# Where to Buy Worms for Composting



## Charlie_Little (Feb 25, 2012)

You said..."Keep one thing in mind when purchasing your worms for composting – avoid using Nightcrawlers, or earthworms. They are pretty much the same worm just called different things."

This is not entirely correct. Lumbricus species of nightcrawlers do not make good composting worms. Eisenis hortensis, the European Nightcrawler however makes an excellent composter. 

If you order from Uncle Jim's through Amazon.com be prepared to wait 2 weeks or longer to get them but they are good worms and no pests included.

All dealers considered, I believe they all are charging way too much for worms. I know what goes into raising them so they can say what they want. The worm industry is a big rip-off. 

That's my mind!

Charlie Little


----------



## Tee (Mar 26, 2009)

Hi Charlie - thanks so much for your input on the differences between good composting worms. I have ordered from Uncle Jim's via Amazon without any problems that's why I recommended them. Yes, composting worms can be a bit expensive that's why I mentioned bait shops as a possible resource (given they offer the right worms) for gardeners that might be on a tighter budget.


----------



## Ruth_Ann_Landis (Mar 26, 2012)

Ouch! We don't raise worms for resale but have worm beds for producing vermicompost. Sorry that you feel that the worm industry is a rip-off. I also know what it takes to raise worms and produce quality vermicompost. Everything is relative.
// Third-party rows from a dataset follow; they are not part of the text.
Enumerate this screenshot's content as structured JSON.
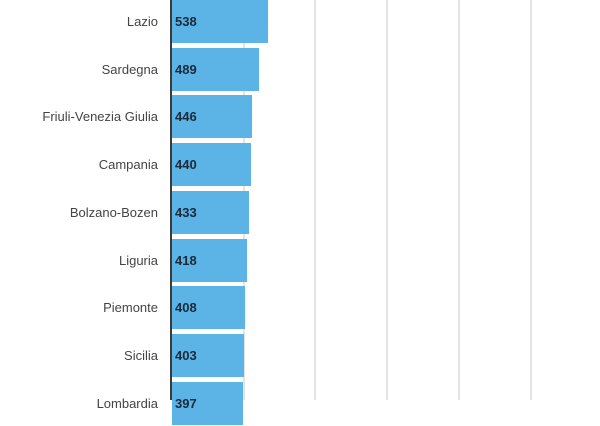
{
  "chart_data": {
    "type": "bar",
    "orientation": "horizontal",
    "categories": [
      "Lazio",
      "Sardegna",
      "Friuli-Venezia Giulia",
      "Campania",
      "Bolzano-Bozen",
      "Liguria",
      "Piemonte",
      "Sicilia",
      "Lombardia"
    ],
    "values": [
      538,
      489,
      446,
      440,
      433,
      418,
      408,
      403,
      397
    ],
    "data_labels": [
      "538",
      "489",
      "446",
      "440",
      "433",
      "418",
      "408",
      "403",
      "397"
    ],
    "title": "",
    "xlabel": "",
    "ylabel": "",
    "grid": true,
    "gridlines_at": [
      400,
      800,
      1200,
      1600,
      2000
    ],
    "bar_color": "#5cb3e6",
    "note": "Last row partially cut off at bottom edge"
  }
}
You can pay $40.00 to sit and watch a sporting event and walk away happy. You can invest in worms and castings and reap the benefits from both for a long time.


----------



## Marsha2 (Apr 6, 2012)

Tee,

I have a lot of worms in areas where I have used compost in the past. Maybe these worms will work for my new compost. How can I tell whether my worms are red wigglers?


----------